“胡闹——”吴秉通的声音从方才的正颜厉色变为轻声重气,“再如何说,韩御厨也是我吴家上宾,挎篮提篓之事怎可劳累上宾……”
“那这上宾还来你家做饭呢,这套虚招儿暂且搁下,倒是先让我俩进去吧。”吴五莲说着就拍了拍父亲的前臂,自顾自地往里走。

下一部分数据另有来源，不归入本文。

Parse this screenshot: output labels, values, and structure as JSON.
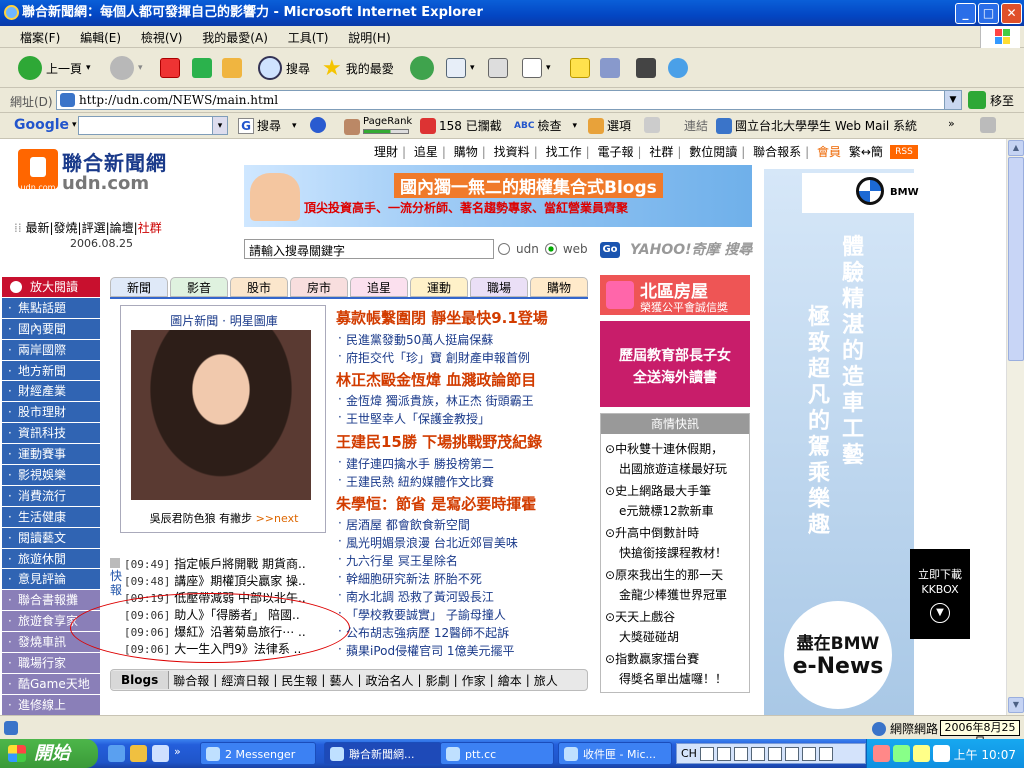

“这孩子,多少也顾虑一下你爹家主之位啊……”吴夫人悄声对女儿说,也抬头对韩道济说,“御厨光临寒舍,先进来坐吧。”
韩道济放下手中的鱼篓,向吴秉通行礼,也向在场的各位抱拳拱手,“尚膳监助厨韩道济见过刑部吴员外郎,见过员外郎夫人,员外郎公子,员外郎外眷,今日道济多有叨扰,若有不当之处,还请多多包涵。”
几人纷纷回礼,家丁婢女直到主人们行礼完毕,才把头抬起。
“进来呀!我领你去后厨。”吴五莲在照壁招手,要韩道济进去。
“胡、胡闹,御厨一口茶都没用,去后厨做甚?”这下吴秉通的那股老爷劲儿上来了,确实让“上宾”一上门就开始做饭,确实过于有失礼数。
又转脸微笑,“韩御厨,您这边请,到中厅一坐,”又看到韩道济脚边的鱼篓,“都愣着做什么,来两个人抬到后厨去啊!”
再次转成呵呵笑,一手举着,向前指引韩道济。
吴五莲本想就开始和韩道济在后厨中独处,被父亲打破设想,嘟着嘴,甩手跟在人群最后,也到了中厅。
“吾家祖上在南都,五月喜饮一种‘端午茶’,取自多种百草,熬煎出水,过滤之后兑入当日山泉水和年节储下的雪水,兑成这‘端午茶’,解渴清凉,调理脾胃,甚传有防病健身、除祟驱邪之功效,韩御厨请品尝。”